Je vous remercie de votre lettre et j'accepte votre proposition consistant à publier nos deux lettres en tant que telles. Avant tout et pour commencer, je me suis mis d'accord avec le Mitteilungsblatt de l'Irgun Olei Merkaz Europa, ici, au pays, pour qu'ils publient les deux lettres ensemble.

j'ai toutefois auparavant fait demander à Mme Golda Meir si elle acceptait que soit publiée la citation d'une conversation personnelle que vous mentionnez en page 2 de votre lettre. Comme vous, Mme Meir ne se rappelle plus la teneur exacte de cette discussion. Elle propose par conséquent ou bien de ne pas mentionner cet entretien avec elle, ou bien de le rendre anonyme. En conséquence, le passage concerné de votre lettre prendrait à peu près cette forme : « Pour vous faire comprendre ce que je veux dire, j'aimerais vous raconter une discussion que j'ai eue en Israël avec une personnalité de premier plan qui défendait selon moi l'absence de séparation entre la religion et l'État en Israël, et qui me dit en substance - je ne me rappelle plus ses mots exacts: "Vous comprendrez qu'en tant que socialiste je ne croie pas en Dieu, je crois au peuple juif." j'estime qu'il s'agit d'une phrase épouvantable, et je ne lui ai pas répondu parce que j'étais trop choquée ... »

Comme je pars en voyage pour quelques jours et que j'aimerais que cette affaire soit réglée auparavant, je vous serais très reconnaissant de me communiquer par télégramme votre accord sur cette proposition de modification sur le texte original de votre lettre.

En Europe, je montrerai votre lettre au rédacteur de la Neue Zürcher Zeitung (qui a écrit à propos de votre livre3), car c'est peut-être là que je la trouverais à sa place.
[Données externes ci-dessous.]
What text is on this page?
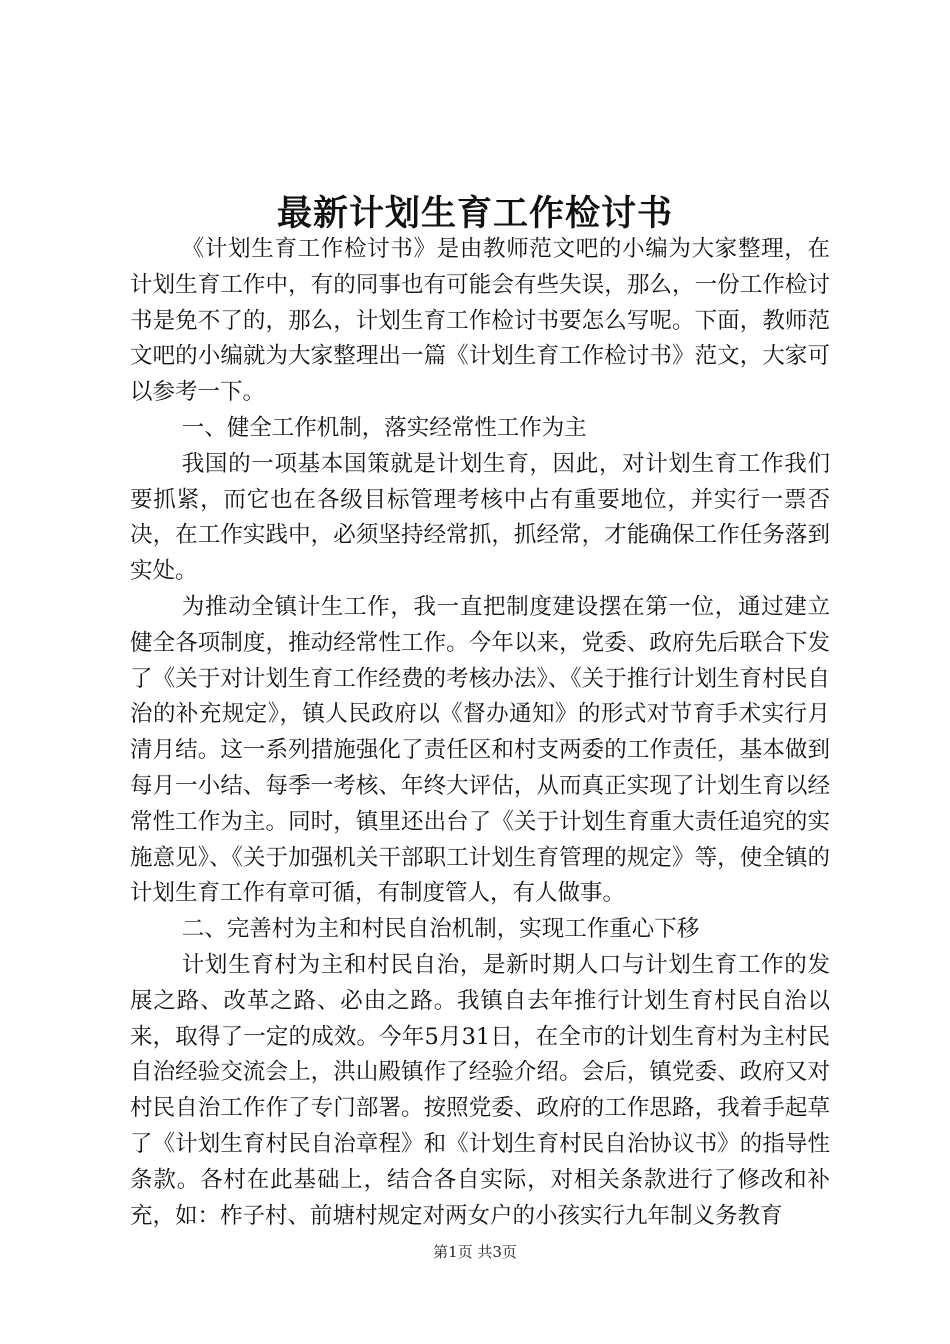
最新计划生育工作检讨书

《计划生育工作检讨书》是由教师范文吧的小编为大家整理，在计划生育工作中，有的同事也有可能会有些失误，那么，一份工作检讨书是免不了的，那么，计划生育工作检讨书要怎么写呢。下面，教师范文吧的小编就为大家整理出一篇《计划生育工作检讨书》范文，大家可以参考一下。

一、健全工作机制，落实经常性工作为主

我国的一项基本国策就是计划生育，因此，对计划生育工作我们要抓紧，而它也在各级目标管理考核中占有重要地位，并实行一票否决，在工作实践中，必须坚持经常抓，抓经常，才能确保工作任务落到实处。

为推动全镇计生工作，我一直把制度建设摆在第一位，通过建立健全各项制度，推动经常性工作。今年以来，党委、政府先后联合下发了《关于对计划生育工作经费的考核办法》、《关于推行计划生育村民自治的补充规定》，镇人民政府以《督办通知》的形式对节育手术实行月清月结。这一系列措施强化了责任区和村支两委的工作责任，基本做到每月一小结、每季一考核、年终大评估，从而真正实现了计划生育以经常性工作为主。同时，镇里还出台了《关于计划生育重大责任追究的实施意见》、《关于加强机关干部职工计划生育管理的规定》等，使全镇的计划生育工作有章可循，有制度管人，有人做事。

二、完善村为主和村民自治机制，实现工作重心下移

计划生育村为主和村民自治，是新时期人口与计划生育工作的发展之路、改革之路、必由之路。我镇自去年推行计划生育村民自治以来，取得了一定的成效。今年5月31日，在全市的计划生育村为主村民自治经验交流会上，洪山殿镇作了经验介绍。会后，镇党委、政府又对村民自治工作作了专门部署。按照党委、政府的工作思路，我着手起草了《计划生育村民自治章程》和《计划生育村民自治协议书》的指导性条款。各村在此基础上，结合各自实际，对相关条款进行了修改和补充，如：柞子村、前塘村规定对两女户的小孩实行九年制义务教育

第1页 共3页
Je pars le 18, on pourra me joindre à Ascona (hôtel Tamaro) jusqu'au 4.IX et à Copenhague (hôtel Codan) jusqu'au 1er octobre. Je vous écrirai encore quelques mots sur votre lettre avant de partir.

En toute hâte - cordialement, Gerhard.

[LoC, fonds Arendt; dactylographié; deux derniers paragraphes manuscrits; en haut à droite, note manuscrite d'Arendt: « 8/10 Text change okay / letter follo ws. » 4]

 

 

[135 Scholem à Arendt
Jérusalem, 12 août 1963
Papier à lettres à en-tête de The Hebrew University, Jérusalem. Faculty of Humanities]


Jérusalem, le 12 août 1963

Chère Hannah,

Je suppose que notre correspondance paraîtra à la fin de cette semaine en supplément au bulletin de ce que l'on appelle les olle Germanen1 à Tel-Aviv. Vous recevrez par avion des exemplaires justificatifs. j'ai changé la phrase sur Golda Meir, dans votre lettre, conformément au télégramme d'accord que vous m'avez envoyé, en sorte qu'elle contient désormais le texte que j'ai proposé. j'ai coupé la dernière phrase de votre lettre, qui se réfère à mon livre sur la Cabbale. j'ai l'intention, si l'occasion se présente, de publier aussi notre correspondance dans une tribune européenne, que ce soit dans la Zürcher Zeitung, où je montrerai nos textes au rédacteur en chef, le Dr Streiff, qui a écrit la critique de votre livre, ou en un autre lieu adéquat. Je voudrais faire encore quelques remarques sur votre lettre, qui confirme pour une partie ce que je dis et me paraît, pour une autre, bel et bien singulière.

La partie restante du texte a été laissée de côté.